The United Nations has reported that by 2050, the world’s population will have surpassed 9.7 billion people.
High fertility rates in a number of countries have been named as the cause of the extra 2.4 billion people in just 35 years.
The countries include India, Nigeria, Pakistan, DR Congo, Ethiopia, Tanzania, USA, Indonesia and Uganda.
India is expected to surpass China as the world’s largest population with the next decade, while Nigeria is expected to have more people than the United States by 2050.
The UN predicts that the figure will rise to 11.2 billion people by 2100.
John Wilmoth, director of the population division in the UN’s department of economic and social affairs, said that high fertility in some of world’s poorest countries could bring problems.

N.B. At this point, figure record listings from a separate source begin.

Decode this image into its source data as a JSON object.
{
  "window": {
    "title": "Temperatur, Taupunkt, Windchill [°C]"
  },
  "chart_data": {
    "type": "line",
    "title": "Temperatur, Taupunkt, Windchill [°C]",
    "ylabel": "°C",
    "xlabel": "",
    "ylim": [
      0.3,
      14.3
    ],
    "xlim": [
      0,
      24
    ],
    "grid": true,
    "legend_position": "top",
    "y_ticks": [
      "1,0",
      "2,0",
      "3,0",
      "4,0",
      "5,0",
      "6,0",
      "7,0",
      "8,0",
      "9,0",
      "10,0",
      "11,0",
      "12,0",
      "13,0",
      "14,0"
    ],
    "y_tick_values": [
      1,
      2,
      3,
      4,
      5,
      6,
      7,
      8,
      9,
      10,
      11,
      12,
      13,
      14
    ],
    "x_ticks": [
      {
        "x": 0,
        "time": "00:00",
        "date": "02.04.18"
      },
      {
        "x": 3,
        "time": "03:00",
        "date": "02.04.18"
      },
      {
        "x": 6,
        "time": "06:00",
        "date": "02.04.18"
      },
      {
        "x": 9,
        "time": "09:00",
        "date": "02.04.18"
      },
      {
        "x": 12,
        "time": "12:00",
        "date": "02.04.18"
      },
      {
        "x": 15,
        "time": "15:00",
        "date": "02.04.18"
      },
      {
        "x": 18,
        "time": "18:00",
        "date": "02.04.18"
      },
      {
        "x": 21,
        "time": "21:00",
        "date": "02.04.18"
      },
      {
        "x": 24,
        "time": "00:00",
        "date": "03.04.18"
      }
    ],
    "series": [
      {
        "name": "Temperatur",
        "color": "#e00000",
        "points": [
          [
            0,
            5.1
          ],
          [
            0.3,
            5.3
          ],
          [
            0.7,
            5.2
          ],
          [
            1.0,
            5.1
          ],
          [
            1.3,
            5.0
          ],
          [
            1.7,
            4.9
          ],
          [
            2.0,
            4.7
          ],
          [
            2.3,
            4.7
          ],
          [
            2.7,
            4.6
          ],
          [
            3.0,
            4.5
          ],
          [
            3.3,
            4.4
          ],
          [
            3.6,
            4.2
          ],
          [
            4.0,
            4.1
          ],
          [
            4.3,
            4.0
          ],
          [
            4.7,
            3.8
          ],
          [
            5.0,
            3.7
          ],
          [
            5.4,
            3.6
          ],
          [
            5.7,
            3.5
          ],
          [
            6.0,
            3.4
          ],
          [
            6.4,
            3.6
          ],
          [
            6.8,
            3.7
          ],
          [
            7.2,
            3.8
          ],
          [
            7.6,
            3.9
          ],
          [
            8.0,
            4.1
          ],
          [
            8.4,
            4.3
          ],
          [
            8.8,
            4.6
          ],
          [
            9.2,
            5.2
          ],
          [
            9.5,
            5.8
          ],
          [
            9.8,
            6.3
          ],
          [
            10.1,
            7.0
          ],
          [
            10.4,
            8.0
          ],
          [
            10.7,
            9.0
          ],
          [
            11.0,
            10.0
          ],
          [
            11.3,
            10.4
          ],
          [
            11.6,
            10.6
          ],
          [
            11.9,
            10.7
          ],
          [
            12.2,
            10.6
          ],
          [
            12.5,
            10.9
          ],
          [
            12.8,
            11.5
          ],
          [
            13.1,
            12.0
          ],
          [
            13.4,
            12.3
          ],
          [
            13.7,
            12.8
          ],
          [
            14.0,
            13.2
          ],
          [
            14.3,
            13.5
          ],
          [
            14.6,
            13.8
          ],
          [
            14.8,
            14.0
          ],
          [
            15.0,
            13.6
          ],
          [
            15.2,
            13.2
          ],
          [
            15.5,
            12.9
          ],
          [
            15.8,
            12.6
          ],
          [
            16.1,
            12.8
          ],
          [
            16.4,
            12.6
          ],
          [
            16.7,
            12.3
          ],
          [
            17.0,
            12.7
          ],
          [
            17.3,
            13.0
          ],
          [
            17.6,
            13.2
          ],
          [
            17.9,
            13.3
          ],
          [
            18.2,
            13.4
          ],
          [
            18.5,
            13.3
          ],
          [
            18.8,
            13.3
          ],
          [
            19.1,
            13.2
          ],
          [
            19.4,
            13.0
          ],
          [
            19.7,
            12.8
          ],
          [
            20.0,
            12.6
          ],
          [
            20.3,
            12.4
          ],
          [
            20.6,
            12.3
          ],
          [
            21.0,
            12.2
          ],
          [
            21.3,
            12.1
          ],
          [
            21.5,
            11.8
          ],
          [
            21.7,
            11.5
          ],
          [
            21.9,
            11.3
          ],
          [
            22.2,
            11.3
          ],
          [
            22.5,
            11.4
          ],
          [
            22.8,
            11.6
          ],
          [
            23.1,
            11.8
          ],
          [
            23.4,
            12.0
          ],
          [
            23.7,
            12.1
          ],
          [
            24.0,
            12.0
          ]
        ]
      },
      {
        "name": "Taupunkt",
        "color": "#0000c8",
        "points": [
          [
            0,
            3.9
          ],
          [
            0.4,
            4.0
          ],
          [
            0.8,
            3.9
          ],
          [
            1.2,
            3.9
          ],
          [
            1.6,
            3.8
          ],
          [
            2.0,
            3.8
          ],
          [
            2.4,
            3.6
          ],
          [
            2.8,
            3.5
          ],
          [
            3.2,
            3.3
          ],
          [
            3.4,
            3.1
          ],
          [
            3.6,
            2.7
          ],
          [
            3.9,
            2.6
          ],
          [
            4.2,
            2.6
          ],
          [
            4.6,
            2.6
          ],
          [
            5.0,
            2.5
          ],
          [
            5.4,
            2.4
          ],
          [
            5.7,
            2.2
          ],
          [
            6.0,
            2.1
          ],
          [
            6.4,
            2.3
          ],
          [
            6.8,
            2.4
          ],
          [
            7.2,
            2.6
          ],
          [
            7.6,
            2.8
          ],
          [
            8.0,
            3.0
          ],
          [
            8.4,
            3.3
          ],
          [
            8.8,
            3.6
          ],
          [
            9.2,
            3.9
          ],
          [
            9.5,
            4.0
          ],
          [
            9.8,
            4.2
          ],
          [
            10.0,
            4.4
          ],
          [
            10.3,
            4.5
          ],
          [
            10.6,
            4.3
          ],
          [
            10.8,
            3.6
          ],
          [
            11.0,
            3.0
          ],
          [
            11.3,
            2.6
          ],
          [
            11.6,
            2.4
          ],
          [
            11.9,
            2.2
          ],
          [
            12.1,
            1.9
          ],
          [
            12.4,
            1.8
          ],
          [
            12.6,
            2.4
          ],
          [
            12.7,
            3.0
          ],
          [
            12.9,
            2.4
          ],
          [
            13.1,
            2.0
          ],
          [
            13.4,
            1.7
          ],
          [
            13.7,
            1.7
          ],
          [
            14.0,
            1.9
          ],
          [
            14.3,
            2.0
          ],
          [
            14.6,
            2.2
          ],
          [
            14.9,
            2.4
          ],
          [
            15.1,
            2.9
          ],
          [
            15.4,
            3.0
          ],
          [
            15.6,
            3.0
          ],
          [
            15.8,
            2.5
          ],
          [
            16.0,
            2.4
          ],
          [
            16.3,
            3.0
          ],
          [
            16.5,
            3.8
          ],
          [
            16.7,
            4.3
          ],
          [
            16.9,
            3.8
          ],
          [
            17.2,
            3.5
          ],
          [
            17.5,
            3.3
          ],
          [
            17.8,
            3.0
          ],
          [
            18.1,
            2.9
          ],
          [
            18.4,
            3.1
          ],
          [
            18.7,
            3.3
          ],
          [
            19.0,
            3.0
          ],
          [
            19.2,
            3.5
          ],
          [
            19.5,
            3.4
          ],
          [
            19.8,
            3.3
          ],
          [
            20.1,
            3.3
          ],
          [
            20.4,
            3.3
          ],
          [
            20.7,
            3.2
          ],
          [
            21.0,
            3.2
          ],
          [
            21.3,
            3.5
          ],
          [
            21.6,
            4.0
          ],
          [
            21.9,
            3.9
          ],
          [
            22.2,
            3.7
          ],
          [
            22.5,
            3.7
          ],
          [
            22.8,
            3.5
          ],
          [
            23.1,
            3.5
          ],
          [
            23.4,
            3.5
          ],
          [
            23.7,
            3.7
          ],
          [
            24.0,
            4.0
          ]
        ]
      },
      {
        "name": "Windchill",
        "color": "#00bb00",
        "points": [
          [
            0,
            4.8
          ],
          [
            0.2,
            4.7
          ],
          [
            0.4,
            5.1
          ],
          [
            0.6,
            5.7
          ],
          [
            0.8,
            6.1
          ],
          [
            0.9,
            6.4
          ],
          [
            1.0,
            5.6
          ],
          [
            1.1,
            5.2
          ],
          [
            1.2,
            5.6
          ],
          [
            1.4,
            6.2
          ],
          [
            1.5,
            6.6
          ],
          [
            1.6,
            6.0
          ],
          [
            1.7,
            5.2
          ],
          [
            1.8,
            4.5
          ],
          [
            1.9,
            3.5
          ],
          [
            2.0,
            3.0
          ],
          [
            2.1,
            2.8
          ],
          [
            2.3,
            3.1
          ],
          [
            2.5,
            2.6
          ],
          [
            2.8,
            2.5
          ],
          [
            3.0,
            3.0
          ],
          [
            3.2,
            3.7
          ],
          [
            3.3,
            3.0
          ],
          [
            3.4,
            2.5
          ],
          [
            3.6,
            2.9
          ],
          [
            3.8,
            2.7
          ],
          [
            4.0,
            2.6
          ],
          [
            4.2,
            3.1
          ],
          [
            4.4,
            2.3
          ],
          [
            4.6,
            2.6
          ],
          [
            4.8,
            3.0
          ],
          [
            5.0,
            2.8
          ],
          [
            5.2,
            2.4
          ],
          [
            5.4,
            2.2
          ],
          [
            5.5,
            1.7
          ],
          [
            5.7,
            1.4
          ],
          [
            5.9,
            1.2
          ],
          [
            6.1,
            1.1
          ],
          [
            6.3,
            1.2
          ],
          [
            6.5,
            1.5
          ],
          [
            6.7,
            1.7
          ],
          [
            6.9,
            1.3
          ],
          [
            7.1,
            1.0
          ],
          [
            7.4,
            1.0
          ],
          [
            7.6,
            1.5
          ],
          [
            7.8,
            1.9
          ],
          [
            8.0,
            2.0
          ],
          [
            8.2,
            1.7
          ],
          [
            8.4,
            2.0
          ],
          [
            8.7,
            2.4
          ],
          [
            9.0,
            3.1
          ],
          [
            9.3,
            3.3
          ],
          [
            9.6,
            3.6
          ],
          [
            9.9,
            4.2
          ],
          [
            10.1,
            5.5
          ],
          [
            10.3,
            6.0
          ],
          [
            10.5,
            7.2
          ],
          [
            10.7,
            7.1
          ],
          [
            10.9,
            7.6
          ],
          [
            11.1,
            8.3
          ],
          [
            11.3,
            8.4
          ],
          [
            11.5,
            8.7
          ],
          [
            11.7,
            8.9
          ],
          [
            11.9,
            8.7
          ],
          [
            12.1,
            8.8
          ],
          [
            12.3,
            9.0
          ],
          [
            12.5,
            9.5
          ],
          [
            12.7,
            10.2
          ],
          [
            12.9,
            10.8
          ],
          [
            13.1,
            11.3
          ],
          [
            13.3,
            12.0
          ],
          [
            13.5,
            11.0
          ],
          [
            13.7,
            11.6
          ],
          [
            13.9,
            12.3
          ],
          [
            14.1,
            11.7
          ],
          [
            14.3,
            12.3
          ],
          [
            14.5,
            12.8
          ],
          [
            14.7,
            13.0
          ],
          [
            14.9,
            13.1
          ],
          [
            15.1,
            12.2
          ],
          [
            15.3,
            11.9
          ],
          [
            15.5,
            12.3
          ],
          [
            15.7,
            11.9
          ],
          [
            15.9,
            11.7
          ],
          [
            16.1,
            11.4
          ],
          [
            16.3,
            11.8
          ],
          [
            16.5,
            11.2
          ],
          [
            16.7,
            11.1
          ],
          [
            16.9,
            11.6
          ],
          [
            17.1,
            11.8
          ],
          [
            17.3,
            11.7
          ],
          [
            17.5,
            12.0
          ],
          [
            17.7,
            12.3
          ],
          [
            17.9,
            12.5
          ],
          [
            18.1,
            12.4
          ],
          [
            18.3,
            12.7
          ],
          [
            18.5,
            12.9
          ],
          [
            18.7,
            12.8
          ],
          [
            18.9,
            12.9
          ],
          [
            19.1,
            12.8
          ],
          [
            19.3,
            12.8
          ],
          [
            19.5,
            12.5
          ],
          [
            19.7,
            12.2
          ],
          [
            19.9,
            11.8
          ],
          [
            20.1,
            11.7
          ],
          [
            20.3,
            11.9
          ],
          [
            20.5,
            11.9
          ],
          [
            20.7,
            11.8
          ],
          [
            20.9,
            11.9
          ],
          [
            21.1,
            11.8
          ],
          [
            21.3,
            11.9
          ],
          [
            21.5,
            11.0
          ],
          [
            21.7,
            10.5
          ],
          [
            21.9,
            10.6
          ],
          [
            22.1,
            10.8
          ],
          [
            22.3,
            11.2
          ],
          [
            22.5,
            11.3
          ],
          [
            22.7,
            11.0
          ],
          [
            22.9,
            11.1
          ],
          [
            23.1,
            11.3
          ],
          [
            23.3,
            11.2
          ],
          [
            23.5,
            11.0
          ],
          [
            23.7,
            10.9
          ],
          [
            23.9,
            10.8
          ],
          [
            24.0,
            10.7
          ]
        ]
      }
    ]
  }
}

“The concentration of population growth in the poorest countries presents its own set of challenges, making it more difficult to eradicate poverty and inequality, to combat hunger and malnutrition, and to expand educational enrolment and health systems, all of which are crucial to the success of the new sustainable development agenda.”
Wu Hongbo, UN under-secretary-general for economic and social affairs, explained the importance of the report.
She said: “Understanding the demographic changes that are likely to unfold over the coming years, as well as the challenges and opportunities that they present for achieving sustainable development, is key to the design and implementation of the new development agenda.”